AVREMO ANCHE GIORNI MIGLIORI – ZEHRA DOĞAN – OPERE DALLE CARCERI TURCHE è una di queste.

Si, perché non capita tutti i giorni di poter vedere opere concepite e realizzate in un carcere, con materiali di fortuna, dal sangue alla carta da pacchi. Ma andiamo con ordine.

Zehra Doğan è un’artista dissidente rilasciata il 24 febbraio 2019, rinchiusa per 2 anni, 9 mesi e 22 giorni con l’accusa di propaganda terrorista per aver condiviso su Twitter qualcosa che non avrebbe dovuto condividere: un acquarello tratto da una fotografia scattata da un soldato turco che mostrava la città di Nusaybin distrutta dall’esercito nazionale nel giugno 2016 con le bandiere issate e trionfanti, e i blindati trasformati in scorpioni.

E se, mentre sei in carcere, personalità del calibro di Banksy e Ai Weiwei ti dedicano i loro pensieri, e se durante la tua prigionia continui a dipingere, collaborando con le compagne detenute nella costruzione di immagini, e nella realizzazione di un giornale di bordo che documenterà la vostra detenzione, vuol dire che sei un’artista che non solo fa paura, ma che potrà ispirare anche altri artisti e artiste a prendere una posizione.

All’ingresso della mostra ti accoglie lei, Zehra Doğan.

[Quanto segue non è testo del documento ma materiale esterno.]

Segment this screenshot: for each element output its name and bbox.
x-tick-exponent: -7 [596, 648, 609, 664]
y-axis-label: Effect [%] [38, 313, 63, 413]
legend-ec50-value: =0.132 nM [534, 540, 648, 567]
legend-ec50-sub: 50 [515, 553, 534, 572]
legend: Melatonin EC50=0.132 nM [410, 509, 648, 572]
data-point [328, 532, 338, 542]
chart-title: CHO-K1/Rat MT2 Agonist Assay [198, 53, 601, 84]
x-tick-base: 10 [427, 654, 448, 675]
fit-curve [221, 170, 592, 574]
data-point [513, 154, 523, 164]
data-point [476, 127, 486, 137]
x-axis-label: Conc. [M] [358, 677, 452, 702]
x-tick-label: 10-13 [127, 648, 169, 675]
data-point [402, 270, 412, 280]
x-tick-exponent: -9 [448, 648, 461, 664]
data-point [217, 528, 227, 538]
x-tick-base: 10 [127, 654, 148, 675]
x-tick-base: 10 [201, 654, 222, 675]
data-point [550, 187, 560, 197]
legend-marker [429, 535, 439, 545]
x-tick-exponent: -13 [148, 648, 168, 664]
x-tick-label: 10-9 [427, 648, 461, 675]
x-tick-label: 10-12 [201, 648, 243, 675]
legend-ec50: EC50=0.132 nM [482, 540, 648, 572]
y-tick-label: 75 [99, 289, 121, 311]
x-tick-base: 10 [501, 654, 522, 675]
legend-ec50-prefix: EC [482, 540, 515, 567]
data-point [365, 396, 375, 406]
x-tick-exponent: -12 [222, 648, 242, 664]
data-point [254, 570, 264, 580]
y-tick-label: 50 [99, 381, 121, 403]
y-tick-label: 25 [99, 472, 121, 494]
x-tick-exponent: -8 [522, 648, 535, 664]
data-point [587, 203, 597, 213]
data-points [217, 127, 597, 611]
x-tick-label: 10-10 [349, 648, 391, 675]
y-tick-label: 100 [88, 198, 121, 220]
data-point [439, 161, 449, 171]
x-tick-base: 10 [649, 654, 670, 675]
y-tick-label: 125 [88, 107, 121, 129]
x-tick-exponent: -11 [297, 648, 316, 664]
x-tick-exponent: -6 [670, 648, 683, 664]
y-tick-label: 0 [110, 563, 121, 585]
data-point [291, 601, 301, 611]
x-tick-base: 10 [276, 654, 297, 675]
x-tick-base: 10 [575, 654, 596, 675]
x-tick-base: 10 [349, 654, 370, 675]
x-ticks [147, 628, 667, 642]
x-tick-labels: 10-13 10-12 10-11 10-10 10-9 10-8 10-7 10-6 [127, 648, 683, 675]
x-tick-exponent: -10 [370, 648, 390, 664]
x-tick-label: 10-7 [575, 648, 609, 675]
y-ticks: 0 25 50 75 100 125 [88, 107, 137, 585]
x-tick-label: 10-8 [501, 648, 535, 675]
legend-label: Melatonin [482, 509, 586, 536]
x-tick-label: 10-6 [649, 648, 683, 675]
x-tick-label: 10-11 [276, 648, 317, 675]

O meglio, un filmato che ce la presenta mentre realizza l’opera preparata appositamente per Brescia: immagine di una donna color sangue su pagine di giornale sulle quali si intravede un nome, “Erdogan”. Nel video, Zehra, classe 1989, usa il colore come in una danza, immerge le mani, i capelli, usa tutto il suo corpo come fosse un pennello. Proseguendo, ci si trova di fronte a lavori fatti con macchie di caffè, con macchie di succo di cicoria, con macchie di tè. A partire dalle macchie l’artista delinea un immaginario simbolico, dominato dalla figura umana sintetizzata nell’esaltazione di alcune componenti specifiche come gli occhi, le mani e gli attributi della femminilità, anche se la figura femminile si trova in gabbia, e spesso le sue protagoniste hanno grandi occhi spaventati, colli lunghissimi, e zampe d’uccello.

L’artista in carcere usa ogni mezzo a sua disposizione: federe di cuscino, lembi di lunghe gonne, carte da lettere e da pacchi. E li dipinge con vernici trafugate, con elementi rubati dalla mensa (olio da cucina, lamponi, melograno) o dal suo stesso corpo. Come altre artiste prima di lei hanno fatto, per denunciare il ruolo della donna in una società che non le lasciava libere, anche lei usa il suo stesso sangue mestruale per esprimere il disagio di una persona imprigionata per il suo pensiero politico.

Zehra Doğan usa il corpo nella rappresentazione politica con scene di guerra in cui incorre la presenza femminile, per indicare forse che la prima delle battaglie da portare a termine sia quella contro il patriarcato. L’ultima sezione della mostra _di una mostra, a dire il vero, che avrebbe meritato una maggiore attenzione_ presenta alcuni lavori fatti all’uscita dal carcere, ma la fine è particolarmente commovente. Chiude l’esposizione infatti una camicia che è diventata un’opera d’arte, ma anche un memento: un capo d’abbigliamento firmato dalle compagne di prigionia che hanno condiviso con lei un momento dell’esistenza che, come Zehra Doğan stessa ha dichiarato, le è servito per continuare a studiare e imparare.